Sragen-Inspirasiline.com.
“Di Tingkat Desa sudah punya Pos Pelayanan Perlindungan Perempuan dan anak (PPPPA) di 166 Desa,”
Ungkap Siti Suharni dalam Bimbingan Teknis (Bimtek) yang digelar Dinas Pengendalian Penduduk, Keluarga Berencana, Perlindungan Perempuan Pemberdayaaan Anak (DPPKBPPPA) Kabupaten Sragen Jum’at (16/9/2022) kemarin

Dikatakan, keseriusan Pemerintah Kabupaten (Pemkab) Sragen mencegah terjadinya kekerasan anak berpengaruh pada predikat Kabupaten Layak Anak (KLA) Nindya. Jika hanya alakadarnya, status KLA tersebut bisa melayang.

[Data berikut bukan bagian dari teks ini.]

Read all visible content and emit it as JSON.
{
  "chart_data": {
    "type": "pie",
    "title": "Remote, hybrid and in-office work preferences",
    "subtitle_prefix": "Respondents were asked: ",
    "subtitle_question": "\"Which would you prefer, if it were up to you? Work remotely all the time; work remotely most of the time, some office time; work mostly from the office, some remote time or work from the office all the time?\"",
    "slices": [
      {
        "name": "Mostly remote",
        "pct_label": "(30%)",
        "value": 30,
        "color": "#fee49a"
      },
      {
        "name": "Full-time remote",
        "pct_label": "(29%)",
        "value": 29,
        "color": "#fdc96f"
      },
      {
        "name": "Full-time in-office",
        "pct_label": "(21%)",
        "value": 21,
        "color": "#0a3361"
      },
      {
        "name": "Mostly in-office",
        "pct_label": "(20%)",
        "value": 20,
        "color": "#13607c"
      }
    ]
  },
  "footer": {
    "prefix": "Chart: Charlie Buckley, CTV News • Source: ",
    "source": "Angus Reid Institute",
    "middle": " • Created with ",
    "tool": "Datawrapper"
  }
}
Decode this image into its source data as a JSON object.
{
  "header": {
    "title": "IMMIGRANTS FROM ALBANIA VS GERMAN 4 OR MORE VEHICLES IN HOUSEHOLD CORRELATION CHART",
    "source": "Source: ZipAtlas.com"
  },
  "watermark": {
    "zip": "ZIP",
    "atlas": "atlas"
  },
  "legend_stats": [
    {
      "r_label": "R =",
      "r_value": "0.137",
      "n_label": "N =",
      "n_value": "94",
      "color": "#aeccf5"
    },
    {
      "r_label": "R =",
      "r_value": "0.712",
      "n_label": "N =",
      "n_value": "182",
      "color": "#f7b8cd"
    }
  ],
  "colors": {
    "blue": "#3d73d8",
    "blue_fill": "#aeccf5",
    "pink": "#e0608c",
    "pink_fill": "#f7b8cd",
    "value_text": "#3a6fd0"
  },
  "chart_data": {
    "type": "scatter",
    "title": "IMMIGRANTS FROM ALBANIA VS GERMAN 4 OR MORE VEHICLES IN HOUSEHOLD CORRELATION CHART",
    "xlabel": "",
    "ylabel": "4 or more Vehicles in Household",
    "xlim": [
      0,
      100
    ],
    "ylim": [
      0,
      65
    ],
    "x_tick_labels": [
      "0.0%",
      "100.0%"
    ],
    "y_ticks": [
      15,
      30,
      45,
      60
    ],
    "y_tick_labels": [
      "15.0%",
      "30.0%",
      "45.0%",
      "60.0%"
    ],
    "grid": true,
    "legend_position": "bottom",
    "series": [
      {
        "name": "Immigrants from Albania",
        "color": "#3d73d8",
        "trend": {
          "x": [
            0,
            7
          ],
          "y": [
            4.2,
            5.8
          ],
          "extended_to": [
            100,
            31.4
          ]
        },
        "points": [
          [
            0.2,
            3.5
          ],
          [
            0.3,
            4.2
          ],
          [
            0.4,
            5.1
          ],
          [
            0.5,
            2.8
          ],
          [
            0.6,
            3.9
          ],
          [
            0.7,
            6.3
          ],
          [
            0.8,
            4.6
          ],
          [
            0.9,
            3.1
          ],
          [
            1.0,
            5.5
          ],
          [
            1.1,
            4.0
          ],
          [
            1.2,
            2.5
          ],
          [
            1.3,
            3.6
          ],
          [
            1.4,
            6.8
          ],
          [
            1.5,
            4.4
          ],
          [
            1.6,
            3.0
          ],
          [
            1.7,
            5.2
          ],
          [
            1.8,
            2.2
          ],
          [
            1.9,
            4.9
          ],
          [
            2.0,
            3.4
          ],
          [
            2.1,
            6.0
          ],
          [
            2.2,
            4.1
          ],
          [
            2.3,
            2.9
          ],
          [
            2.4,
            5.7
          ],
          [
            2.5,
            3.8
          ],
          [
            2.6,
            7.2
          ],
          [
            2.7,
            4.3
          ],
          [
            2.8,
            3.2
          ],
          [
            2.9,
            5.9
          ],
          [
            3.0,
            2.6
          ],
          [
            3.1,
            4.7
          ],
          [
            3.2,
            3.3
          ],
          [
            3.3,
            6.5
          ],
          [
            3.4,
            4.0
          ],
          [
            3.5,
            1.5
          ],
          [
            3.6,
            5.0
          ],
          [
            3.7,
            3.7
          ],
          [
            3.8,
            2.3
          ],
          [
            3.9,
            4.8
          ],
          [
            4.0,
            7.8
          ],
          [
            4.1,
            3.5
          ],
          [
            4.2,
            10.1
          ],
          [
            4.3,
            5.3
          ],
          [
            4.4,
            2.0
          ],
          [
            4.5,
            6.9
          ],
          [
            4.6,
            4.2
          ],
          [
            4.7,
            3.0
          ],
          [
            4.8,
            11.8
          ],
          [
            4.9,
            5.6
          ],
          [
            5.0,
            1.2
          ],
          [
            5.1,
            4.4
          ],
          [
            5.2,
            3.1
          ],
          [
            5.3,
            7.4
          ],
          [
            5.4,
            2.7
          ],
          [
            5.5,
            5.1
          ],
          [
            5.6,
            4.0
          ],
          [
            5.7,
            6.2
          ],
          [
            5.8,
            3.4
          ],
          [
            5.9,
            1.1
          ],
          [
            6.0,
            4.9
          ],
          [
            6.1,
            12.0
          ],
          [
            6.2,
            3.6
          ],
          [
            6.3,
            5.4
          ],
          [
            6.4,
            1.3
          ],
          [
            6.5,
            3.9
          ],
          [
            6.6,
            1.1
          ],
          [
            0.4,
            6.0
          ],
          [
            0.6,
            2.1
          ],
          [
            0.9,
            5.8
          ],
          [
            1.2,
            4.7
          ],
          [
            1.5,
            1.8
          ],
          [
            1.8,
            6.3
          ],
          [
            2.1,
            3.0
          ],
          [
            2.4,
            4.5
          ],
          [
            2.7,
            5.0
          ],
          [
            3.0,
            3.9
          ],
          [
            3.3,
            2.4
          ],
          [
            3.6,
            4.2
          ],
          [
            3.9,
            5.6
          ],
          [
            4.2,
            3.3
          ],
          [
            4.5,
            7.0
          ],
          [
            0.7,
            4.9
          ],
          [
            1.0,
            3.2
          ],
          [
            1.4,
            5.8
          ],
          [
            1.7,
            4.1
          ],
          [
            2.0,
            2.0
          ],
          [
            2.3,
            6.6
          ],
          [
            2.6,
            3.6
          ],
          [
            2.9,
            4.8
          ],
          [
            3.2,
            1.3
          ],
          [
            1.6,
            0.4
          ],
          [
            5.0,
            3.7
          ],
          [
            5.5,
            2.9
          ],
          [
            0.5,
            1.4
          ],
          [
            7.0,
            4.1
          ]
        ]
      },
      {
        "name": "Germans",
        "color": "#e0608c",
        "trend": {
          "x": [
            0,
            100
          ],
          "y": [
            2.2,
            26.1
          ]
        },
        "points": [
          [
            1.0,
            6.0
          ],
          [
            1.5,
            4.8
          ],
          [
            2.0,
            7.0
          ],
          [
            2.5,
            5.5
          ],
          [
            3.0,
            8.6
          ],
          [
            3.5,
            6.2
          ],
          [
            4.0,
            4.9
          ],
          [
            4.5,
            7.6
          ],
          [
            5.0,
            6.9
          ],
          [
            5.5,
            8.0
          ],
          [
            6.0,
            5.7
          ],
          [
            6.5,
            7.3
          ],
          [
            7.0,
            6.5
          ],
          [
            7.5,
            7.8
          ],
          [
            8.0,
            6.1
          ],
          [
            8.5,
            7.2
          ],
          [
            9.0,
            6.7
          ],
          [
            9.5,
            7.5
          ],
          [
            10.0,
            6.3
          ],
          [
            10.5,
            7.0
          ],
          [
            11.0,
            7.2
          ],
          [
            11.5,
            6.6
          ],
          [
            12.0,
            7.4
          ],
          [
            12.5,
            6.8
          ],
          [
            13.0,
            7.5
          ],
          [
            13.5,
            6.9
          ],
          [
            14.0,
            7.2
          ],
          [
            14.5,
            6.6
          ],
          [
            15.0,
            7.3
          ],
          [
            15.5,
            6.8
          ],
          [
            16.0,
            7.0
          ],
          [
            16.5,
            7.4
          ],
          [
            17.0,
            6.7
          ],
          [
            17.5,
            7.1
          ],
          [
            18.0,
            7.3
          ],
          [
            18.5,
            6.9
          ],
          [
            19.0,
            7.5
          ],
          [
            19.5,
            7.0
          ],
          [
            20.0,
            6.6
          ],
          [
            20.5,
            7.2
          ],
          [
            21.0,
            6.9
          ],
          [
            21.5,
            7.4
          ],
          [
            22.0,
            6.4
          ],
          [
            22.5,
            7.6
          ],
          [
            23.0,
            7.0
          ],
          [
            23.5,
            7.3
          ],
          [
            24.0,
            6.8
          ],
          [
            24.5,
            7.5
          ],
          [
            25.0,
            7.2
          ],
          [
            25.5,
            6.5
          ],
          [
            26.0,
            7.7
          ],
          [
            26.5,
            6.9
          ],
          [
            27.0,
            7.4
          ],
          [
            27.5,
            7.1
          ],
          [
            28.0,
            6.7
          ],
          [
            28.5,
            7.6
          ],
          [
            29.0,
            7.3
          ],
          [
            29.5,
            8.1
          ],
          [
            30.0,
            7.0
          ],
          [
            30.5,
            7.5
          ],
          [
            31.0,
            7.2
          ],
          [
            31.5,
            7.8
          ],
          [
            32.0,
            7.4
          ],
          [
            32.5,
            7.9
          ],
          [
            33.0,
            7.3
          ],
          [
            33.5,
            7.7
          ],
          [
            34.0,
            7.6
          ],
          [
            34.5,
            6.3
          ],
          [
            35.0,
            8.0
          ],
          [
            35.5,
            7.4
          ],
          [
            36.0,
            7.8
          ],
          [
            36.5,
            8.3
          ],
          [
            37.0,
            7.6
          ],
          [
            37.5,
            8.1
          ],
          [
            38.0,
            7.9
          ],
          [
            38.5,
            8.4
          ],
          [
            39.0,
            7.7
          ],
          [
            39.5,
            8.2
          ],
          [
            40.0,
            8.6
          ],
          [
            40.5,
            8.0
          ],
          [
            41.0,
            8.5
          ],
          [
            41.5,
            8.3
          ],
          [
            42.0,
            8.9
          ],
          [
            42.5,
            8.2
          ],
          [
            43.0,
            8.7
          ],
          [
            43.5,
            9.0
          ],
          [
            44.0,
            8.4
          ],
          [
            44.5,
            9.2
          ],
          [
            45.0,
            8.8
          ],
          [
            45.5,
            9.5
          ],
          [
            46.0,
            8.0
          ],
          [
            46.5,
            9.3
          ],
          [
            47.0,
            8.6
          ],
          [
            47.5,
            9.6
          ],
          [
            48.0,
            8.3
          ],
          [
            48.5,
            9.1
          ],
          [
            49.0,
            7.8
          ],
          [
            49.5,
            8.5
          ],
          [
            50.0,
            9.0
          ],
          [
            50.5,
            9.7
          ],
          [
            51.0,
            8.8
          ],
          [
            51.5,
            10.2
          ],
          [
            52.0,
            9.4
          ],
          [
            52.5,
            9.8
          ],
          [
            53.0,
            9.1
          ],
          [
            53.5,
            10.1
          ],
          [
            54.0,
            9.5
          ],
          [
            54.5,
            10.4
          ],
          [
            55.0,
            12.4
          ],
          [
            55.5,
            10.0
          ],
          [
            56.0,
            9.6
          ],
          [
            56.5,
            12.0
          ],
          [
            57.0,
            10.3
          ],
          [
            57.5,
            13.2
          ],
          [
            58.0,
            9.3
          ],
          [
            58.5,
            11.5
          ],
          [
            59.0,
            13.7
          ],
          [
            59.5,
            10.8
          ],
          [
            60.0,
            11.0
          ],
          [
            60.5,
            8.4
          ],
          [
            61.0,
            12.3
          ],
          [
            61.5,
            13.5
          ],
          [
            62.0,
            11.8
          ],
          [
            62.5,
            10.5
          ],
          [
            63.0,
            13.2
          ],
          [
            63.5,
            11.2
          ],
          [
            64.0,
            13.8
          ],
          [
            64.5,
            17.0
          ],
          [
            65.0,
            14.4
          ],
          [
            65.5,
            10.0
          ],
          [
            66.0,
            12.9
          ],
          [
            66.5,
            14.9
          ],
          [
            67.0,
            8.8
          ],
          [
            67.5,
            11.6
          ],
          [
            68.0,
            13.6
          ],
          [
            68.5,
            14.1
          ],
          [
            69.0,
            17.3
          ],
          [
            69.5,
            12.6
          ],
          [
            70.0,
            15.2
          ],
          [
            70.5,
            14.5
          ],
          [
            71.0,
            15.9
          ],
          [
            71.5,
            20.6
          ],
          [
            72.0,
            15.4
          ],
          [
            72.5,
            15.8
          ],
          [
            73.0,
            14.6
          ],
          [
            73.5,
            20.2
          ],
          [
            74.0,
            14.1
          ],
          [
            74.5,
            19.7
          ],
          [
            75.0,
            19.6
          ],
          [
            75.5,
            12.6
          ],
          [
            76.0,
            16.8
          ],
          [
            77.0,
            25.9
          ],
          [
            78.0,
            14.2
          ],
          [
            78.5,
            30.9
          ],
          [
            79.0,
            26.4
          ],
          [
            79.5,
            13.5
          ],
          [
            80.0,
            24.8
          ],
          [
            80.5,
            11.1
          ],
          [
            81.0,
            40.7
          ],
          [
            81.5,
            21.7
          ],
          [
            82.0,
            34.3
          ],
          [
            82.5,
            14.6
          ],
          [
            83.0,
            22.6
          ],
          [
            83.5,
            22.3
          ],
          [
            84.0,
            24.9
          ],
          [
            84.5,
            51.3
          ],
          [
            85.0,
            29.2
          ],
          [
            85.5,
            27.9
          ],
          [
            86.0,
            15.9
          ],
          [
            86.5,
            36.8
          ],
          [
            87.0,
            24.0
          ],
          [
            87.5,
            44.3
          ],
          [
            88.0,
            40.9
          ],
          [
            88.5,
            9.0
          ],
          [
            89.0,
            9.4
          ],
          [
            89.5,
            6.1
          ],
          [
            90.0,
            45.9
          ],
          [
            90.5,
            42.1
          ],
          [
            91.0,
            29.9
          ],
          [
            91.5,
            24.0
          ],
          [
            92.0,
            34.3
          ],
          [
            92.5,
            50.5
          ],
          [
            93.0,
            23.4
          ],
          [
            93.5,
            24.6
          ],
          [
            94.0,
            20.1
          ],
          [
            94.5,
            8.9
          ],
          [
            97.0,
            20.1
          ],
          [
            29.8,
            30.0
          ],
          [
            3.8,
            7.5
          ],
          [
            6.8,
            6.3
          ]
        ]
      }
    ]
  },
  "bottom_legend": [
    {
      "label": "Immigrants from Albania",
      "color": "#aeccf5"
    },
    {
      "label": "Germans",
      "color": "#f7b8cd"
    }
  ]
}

Direktur Program Yayasan Setara Semarang Yuli Sulistyanto menegaskan, ketika kabupaten/kota mendapat predikat KLA Nindya, artinya menjadi pertaruhan agar memperkuat layanan, baik pencegahan maupun pendampingan kekerasan anak.
”Kalau tidak serius menangkal kekerasan pada anak, bisa jadi predikat turun. Maka jadi tantangan untuk bergerak cepat dan mendekatkan pada layanan,” Ungkapnya
Fasilitator Kabupaten Layak Anak yaitu harus ada pendampingan dan upaya pencegahan kekerasan pada anak, berbasis keluarga, pendidikan, dan masyarakat secara luas.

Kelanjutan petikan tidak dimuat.